When it comes time for a new wide format printer, will your company lease or buy one? Although there are many factors to consider when acquiring new office equipment, purchase and lease options are often an afterthought. Don’t get too caught up in all the bells and whistles of your new printers and forget to examine how you are going to afford it.
Wide format printers are a necessity for many businesses, particularly those in marketing or advertising. Before you buy your new printer, remember why you are getting one—probably to save money from outsourced print jobs and retain greater control over your projects. Don’t squander that money and oversight with an unfair lease or overpriced machine. First, understand the different options.

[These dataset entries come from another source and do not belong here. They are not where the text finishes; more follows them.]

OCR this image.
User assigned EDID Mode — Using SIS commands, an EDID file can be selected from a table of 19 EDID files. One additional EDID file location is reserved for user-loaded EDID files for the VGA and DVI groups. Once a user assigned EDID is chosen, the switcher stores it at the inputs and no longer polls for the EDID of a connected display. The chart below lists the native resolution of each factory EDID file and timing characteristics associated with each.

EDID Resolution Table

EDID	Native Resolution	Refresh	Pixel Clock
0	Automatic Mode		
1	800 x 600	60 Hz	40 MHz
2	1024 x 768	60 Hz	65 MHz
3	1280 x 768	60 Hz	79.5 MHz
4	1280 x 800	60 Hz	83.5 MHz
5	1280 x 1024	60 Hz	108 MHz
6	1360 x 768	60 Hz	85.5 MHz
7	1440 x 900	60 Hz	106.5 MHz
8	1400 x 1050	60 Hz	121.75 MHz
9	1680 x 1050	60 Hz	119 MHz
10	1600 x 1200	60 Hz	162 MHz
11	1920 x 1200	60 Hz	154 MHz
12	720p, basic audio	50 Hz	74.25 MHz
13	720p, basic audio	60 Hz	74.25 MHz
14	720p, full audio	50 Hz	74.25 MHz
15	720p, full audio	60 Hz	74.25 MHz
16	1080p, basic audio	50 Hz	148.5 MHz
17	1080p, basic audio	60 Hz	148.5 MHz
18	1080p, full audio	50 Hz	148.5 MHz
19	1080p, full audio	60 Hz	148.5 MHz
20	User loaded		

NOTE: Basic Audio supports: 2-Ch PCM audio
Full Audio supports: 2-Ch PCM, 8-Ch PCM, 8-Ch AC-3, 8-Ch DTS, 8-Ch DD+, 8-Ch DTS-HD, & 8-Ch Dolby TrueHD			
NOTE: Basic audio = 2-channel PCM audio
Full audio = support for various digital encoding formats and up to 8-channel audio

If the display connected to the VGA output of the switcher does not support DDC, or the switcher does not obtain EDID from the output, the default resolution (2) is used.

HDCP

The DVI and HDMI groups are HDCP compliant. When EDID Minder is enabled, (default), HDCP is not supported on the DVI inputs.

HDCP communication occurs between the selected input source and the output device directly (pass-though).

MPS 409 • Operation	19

When it comes to leases, there are two common types: fair market value or dollar buyout. Fair market value, sometimes referred to as an operating lease, offers low money payments. At the end of the fixed-rate period, you have the option to purchase the WFP for “fair market value” as determined by the leasing company. If you do not want to buy it out, you can continue to pay based on the lease terms or return the printer. This is a desirable option for businesses who need a low monthly fee and don’t need to own a machine outright.
Dollar buyout or capital lease is a good option for those who can afford a higher monthly rate than FMV. With dollar-out leases, you pay $1 at the end of the lease to satisfy the terms and own the Canon or Ricoh wide format printer. In this scenario, the primary difference is that you (the lessee) own the printer, whereas, with fair market value, the leasing company owns the printer. If you want to own your printer, but can’t afford the upfront cost of a traditional sale, this is a good way to buy one. Also, due to the tax benefits, dollar buyout leases are a good option for non-profit organizations.
If your business can afford it, and you do not want any monthly fees, purchasing a wide format printer is a great option. Due to interest rates, when you lease a printer, you actually end up paying 1-2 times more than the actual cost of the equipment. Depending on the particular printer, that can add up to a significant amount of money. When you buy a printer, you own it outright, so you can keep it as long as you like without worry. However, one downside is that as technology advances, you cannot trade it for a newer model like with a lease agreement.